A future electricity system should expose the real cost of supply. Consumers should see transparent signals reflecting:

  • Energy costs.
  • Transmission costs.
  • Distribution costs.
  • Congestion costs.
  • Losses.
  • Reliability requirements.

Cross-subsidies that hide these costs reduce incentives for local solutions. However, exposing real costs should not imply social hardship.  Where households face genuine affordability issues, assistance should occur outside the market. Instead of permanent electricity subsidies, support should focus on eliminating the underlying cause. Examples include:

  • Low-interest energy resilience loans.
  • Solar financing.
  • Battery financing.
  • Home efficiency upgrades.
  • Community energy investments.

The goal should be reducing future dependence on assistance rather than perpetuating it.

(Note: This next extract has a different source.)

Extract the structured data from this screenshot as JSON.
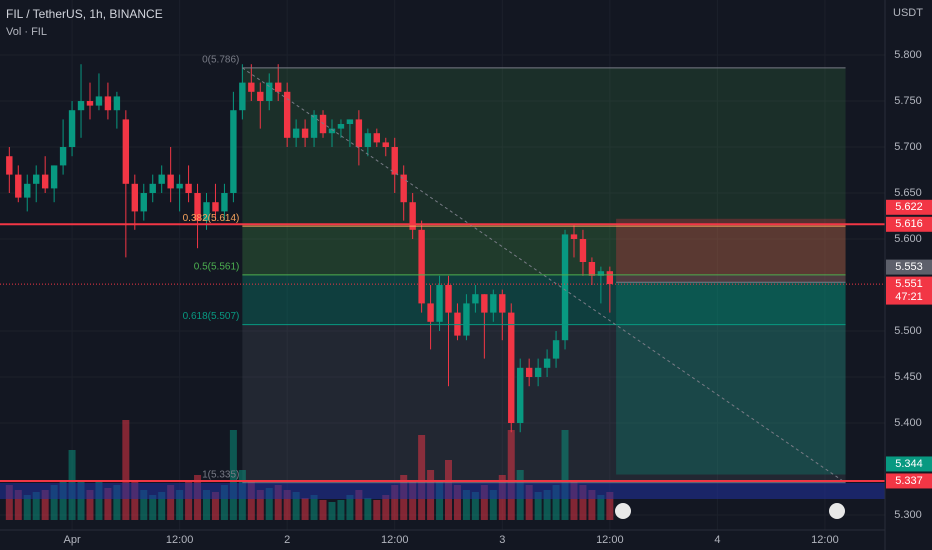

The Missing Institution: A Sovereign Wealth Entity

The report leaves unanswered a critical question. Who should own strategic resilience assets? A Sovereign Wealth Entity (SWE), operating independently and transparently, could fill this role. Its function would be similar to a Reserve Bank. Not to compete in everyday markets. Not to distort prices. But to provide long-term resilience. Responsibilities could include:

  • Strategic renewable reserves.
  • Hydro conservation programmes.
  • Dry-year management.
  • Flexible export industries.
  • National energy resilience planning.
  • Energy transition financing.

Unlike an idle reserve model, SWE-owned assets would remain economically productive. Export revenues generated during normal years would offset the cost of maintaining resilience assets.

Alternative Pathway

A more complete resilience strategy would be:

  1. Accelerate renewable generation.
  2. Preserve hydro as a seasonal energy reserve.
  3. Accelerate V2G deployment.
  4. Enable distribution-level flexibility markets.
  5. Introduce transparent locational pricing.
  6. Develop flexible export industries.
  7. Establish a Sovereign Wealth Entity to manage strategic reserves.
  8. Treat diesel solely as an emergency contingency rather than a planned bridge fuel.

This approach:

  • Reduces dependence on imported fuels.
  • Creates productive use for surplus electricity.
  • Accelerates renewable investment.
  • Improves energy security.
  • Reduces scarcity pricing.
  • Provides stronger incentives for distributed energy investment.

Conclusion

Sapere successfully demonstrates that LNG is not New Zealand's best pathway. However, replacing LNG with diesel and idle renewable reserves is not the most compelling alternative available. The report largely assumes a centralised electricity system supported by occasional fossil-fuel intervention. The emerging opportunity is fundamentally different. New Zealand can build an energy system based on:

  • Renewables overbuild.
  • Hydro conservation.
  • Distributed flexibility.
  • Vehicle-to-grid.
  • Flexible export industries.
  • Sovereign ownership of strategic resilience assets.

Such a system would not merely survive dry years. It would convert resilience itself into a productive national asset. That possibility deserved explicit consideration within the report and remains an important area for future analysis.